Wood T C, Pearson W R
Department of Biochemistry, University of Virginia, Charlottesville, VA, 22908, USA.
J Mol Biol. 1999 Aug 27;291(4):977-95. doi: 10.1006/jmbi.1999.2972.
The relationship between sequence similarity and structural similarity has been examined in 36 protein families with five or more diverse members whose structures are known. The structural similarity within a family (as determined with the DALI structure comparison program) is linearly related to sequence similarity (as determined by a Smith-Waterman search of the protein sequences in the structure database). The correlation between structural similarity and sequence similarity is very high; 18 of the 36 families had linear correlation coefficients r>/=0.878, and only nine had correlation coefficients r</=0.815. Inclusion of higher-order terms in the structure/sequence relationship improved the fit by less than 7% in 27 of the 36 families. Differences in sequence/structure correlations are distributed evenly among the four protein structural classes, alpha, beta, alpha/beta, and alpha+beta. While most protein families show high correlations between sequence similarity and structural similarity, the amount of structural change per sequence change, i.e. the structural mutation sensitivity, varies almost fourfold. Protein families with high and low structural mutation sensitivity are distributed evenly among protein structure classes. In addition, we did not detect strong correlations between structural mutation sensitivity and either protein family mutation rates or protein size. Our results are more consistent with models of protein structure that encode a protein family's fold throughout the protein sequence, and not just in a few critical residues.

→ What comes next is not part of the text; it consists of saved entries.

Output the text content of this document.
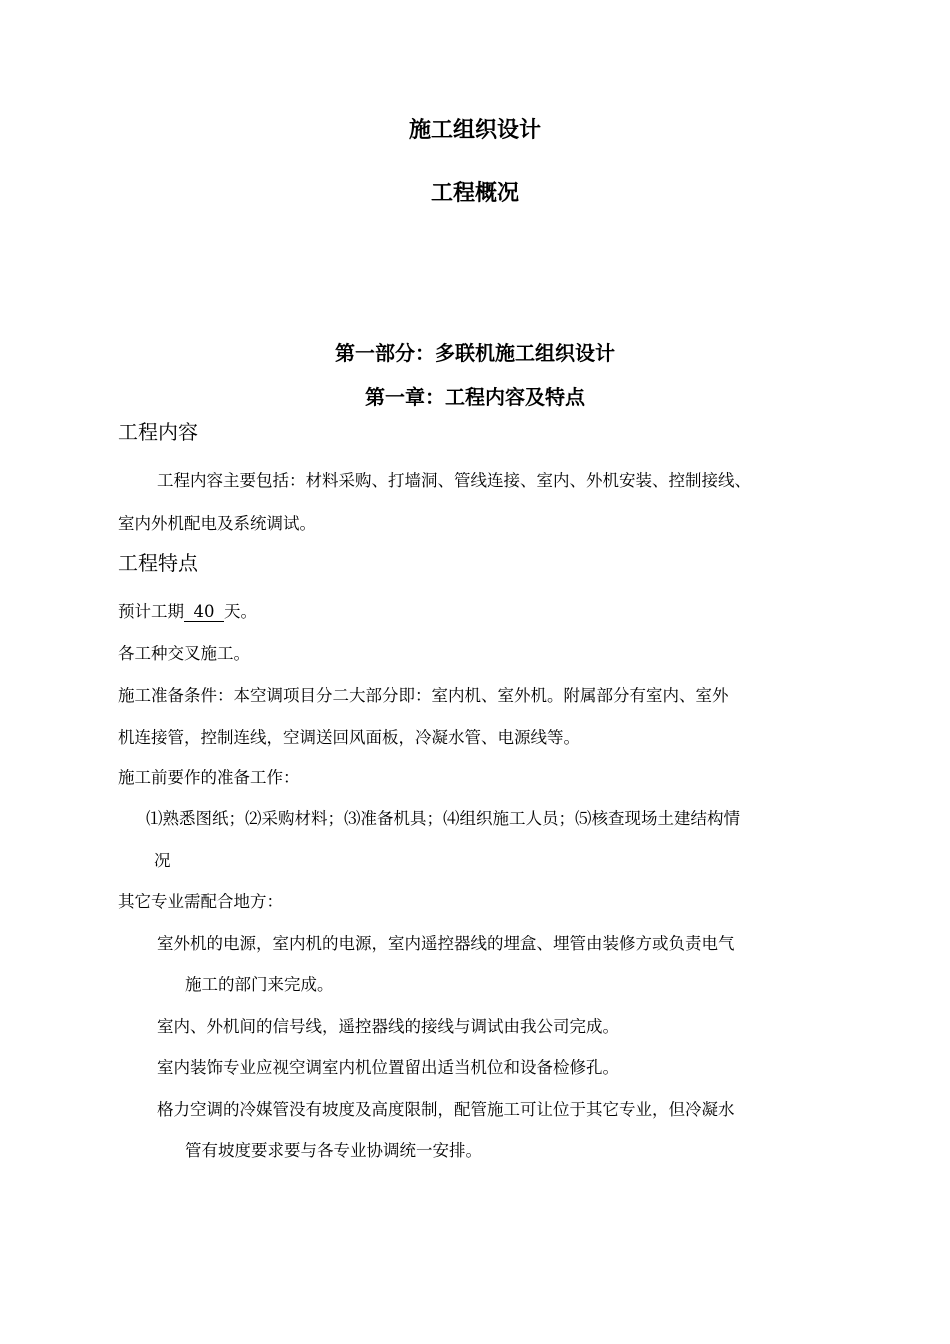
施工组织设计
工程概况
第一部分：多联机施工组织设计
第一章：工程内容及特点
工程内容
工程内容主要包括：材料采购、打墙洞、管线连接、室内、外机安装、控制接线、
室内外机配电及系统调试。
工程特点
预计工期 40 天。
各工种交叉施工。
施工准备条件：本空调项目分二大部分即：室内机、室外机。附属部分有室内、室外
机连接管，控制连线，空调送回风面板，冷凝水管、电源线等。
施工前要作的准备工作：
⑴熟悉图纸；⑵采购材料；⑶准备机具；⑷组织施工人员；⑸核查现场土建结构情
况
其它专业需配合地方：
室外机的电源，室内机的电源，室内遥控器线的埋盒、埋管由装修方或负责电气
施工的部门来完成。
室内、外机间的信号线，遥控器线的接线与调试由我公司完成。
室内装饰专业应视空调室内机位置留出适当机位和设备检修孔。
格力空调的冷媒管没有坡度及高度限制，配管施工可让位于其它专业，但冷凝水
管有坡度要求要与各专业协调统一安排。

在36个拥有五个或更多不同成员且其结构已知的蛋白质家族中,研究了序列相似性与结构相似性之间的关系。一个家族内的结构相似性(由DALI结构比较程序确定)与序列相似性(通过对结构数据库中的蛋白质序列进行史密斯-沃特曼搜索确定)呈线性相关。结构相似性与序列相似性之间的相关性非常高;36个家族中有18个的线性相关系数r≥0.878,只有9个的相关系数r≤0.815。在36个家族中的27个家族中,在结构/序列关系中纳入高阶项后,拟合度提高不到7%。序列/结构相关性的差异在α、β、α/β和α+β这四种蛋白质结构类别中均匀分布。虽然大多数蛋白质家族在序列相似性和结构相似性之间显示出高度相关性,但每序列变化的结构变化量,即结构突变敏感性,几乎相差四倍。具有高和低结构突变敏感性的蛋白质家族在蛋白质结构类别中均匀分布。此外,我们没有检测到结构突变敏感性与蛋白质家族突变率或蛋白质大小之间的强相关性。我们的结果与在整个蛋白质序列而非仅在少数关键残基中编码蛋白质家族折叠的蛋白质结构模型更为一致。